I'm refactoring some code at the moment, and am attempting to make a custom 'TabControl'. Ideally I would just style the built-in one but there's some quirks to our codebase and I have to keep the existing behaviour.
I've simplified the example as much as I can. TabControl displays the content of the first TabItem (which is always a UI element) in its content presenter. The content renders as expected, but is not able to access the data context. Can anyone explain why?
My searches so far have found answers that talk about elements not belonging to the logical tree or the visual tree, or to try explicitly setting the DataContext of the content presenter. These answers haven't worked for me.
MainWindow.xaml
<Window x:Class="WpfControls.MainWindow" ...>
<StackPanel>
<!-- The binding works as expected here -->
<TextBlock Text="{Binding Example}" />
<local:TabControl>
<local:TabItem>
<StackPanel>
<TextBlock>Some tab content</TextBlock>
<!-- The data context is always null here for some reason -->
<TextBlock Text="{Binding Example}" />
</StackPanel>
</local:TabItem>
<local:TabItem>
<TextBlock>Some other tab content</TextBlock>
</local:TabItem>
</local:TabControl>
</StackPanel>
</Window>
TabControl.xaml
<UserControl x:Class="WpfControls.Controls.TabControl" ...>
<UserControl.ContentTemplate>
<DataTemplate>
<ContentPresenter Content="{Binding SelectedContent, RelativeSource={RelativeSource AncestorType=UserControl}}" />
</DataTemplate>
</UserControl.ContentTemplate>
</UserControl>
TabControl.xaml.cs
namespace WpfControls.Controls
{
[ContentProperty(nameof(Items))]
public partial class TabControl : UserControl
{
public static readonly DependencyProperty ItemsProperty = DependencyProperty.Register(nameof(Items), typeof(List<TabItem>), typeof(TabControl));
private static readonly DependencyPropertyKey SelectedContentPropertyKey = DependencyProperty.RegisterReadOnly(nameof(SelectedContent), typeof(object), typeof(TabControl), new FrameworkPropertyMetadata((object)null));
public static readonly DependencyProperty SelectedContentProperty = SelectedContentPropertyKey.DependencyProperty;
public List<TabItem> Items
{
get => (List<TabItem>)GetValue(ItemsProperty);
set => SetValue(ItemsProperty, value);
}
public object SelectedContent => GetValue(SelectedContentProperty);
public TabControl()
{
Items = new List<TabItem>();
Loaded += OnLoaded;
InitializeComponent();
}
private void OnLoaded(object sender, RoutedEventArgs e)
{
if (Items != null && Items.Count > 0)
SetValue(SelectedContentPropertyKey, Items[0].Content);
}
}
}
TabItem.xaml
<UserControl x:Class="WpfControls.Controls.TabItem" ...>
<UserControl.ContentTemplate>
<DataTemplate>
<TextBlock>
There is no ContentPresenter in the tab item.

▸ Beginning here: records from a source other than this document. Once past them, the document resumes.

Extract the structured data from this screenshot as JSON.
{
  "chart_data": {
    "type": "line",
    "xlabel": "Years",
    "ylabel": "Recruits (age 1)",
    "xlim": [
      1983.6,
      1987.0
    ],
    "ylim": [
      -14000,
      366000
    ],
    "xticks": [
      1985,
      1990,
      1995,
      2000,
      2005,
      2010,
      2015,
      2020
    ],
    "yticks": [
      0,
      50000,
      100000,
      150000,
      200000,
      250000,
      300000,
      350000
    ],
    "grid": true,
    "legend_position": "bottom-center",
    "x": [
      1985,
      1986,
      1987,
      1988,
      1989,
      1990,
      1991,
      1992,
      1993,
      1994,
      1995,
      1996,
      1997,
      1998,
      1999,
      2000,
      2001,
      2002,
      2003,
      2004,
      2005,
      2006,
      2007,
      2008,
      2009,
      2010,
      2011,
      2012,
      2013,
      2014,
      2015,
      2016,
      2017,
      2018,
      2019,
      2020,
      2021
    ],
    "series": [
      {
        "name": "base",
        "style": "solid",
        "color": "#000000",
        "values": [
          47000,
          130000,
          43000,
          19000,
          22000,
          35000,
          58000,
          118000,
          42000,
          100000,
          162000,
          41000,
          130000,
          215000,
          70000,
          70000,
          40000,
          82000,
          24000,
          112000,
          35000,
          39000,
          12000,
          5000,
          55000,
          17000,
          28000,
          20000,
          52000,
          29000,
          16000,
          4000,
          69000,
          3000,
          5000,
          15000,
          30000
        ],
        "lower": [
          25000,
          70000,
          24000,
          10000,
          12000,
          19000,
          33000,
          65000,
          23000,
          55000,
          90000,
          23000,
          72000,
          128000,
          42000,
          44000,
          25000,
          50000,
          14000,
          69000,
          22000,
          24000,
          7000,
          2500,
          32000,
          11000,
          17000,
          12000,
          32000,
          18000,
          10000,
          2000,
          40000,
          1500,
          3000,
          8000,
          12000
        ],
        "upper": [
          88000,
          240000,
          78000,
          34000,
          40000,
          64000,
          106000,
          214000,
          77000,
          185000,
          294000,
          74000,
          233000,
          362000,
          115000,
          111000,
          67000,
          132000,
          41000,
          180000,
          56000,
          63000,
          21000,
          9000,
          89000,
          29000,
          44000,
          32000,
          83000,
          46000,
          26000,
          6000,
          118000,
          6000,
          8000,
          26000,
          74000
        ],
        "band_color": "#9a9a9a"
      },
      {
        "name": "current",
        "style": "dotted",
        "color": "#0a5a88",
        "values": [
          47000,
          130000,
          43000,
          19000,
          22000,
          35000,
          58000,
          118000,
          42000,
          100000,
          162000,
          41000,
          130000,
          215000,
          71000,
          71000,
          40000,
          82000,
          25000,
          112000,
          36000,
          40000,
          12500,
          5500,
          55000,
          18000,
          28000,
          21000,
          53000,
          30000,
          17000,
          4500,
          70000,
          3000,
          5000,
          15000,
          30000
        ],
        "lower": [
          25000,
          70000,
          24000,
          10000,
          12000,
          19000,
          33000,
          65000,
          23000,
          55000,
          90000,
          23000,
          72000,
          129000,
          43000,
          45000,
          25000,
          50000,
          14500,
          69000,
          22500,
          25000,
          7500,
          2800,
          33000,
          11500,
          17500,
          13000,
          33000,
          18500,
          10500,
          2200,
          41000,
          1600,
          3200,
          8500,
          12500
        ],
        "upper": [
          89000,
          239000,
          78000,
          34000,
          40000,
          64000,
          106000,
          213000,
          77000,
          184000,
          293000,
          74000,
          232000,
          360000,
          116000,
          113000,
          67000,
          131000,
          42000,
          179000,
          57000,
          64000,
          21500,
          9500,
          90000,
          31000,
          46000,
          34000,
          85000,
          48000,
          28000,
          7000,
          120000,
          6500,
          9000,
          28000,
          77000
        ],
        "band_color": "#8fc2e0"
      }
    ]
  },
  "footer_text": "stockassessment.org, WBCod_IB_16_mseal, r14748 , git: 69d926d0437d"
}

The content of the selected tab is presented by the parent TabControl.
This template is for the tab header instead.
</TextBlock>
</DataTemplate>
</UserControl.ContentTemplate>
</UserControl>
I agree with @Clemens that you should customize the ItemsControl or TabControl instead of creating a new element from scratch. But I will still show you the errors in your implementation.
You set the ContentTemplate for the CustomTabControl. But this template is used for an object located in the Content property. And this property is empty. Therefore, you need to pass DataContext to this property or set Content instead of ContentTemplate.
ContentPresenter - is not a ContentControl. Therefore, even if Content is set to the content of a UI element, this content will not have the same DataContext as the ContentPresenter itself.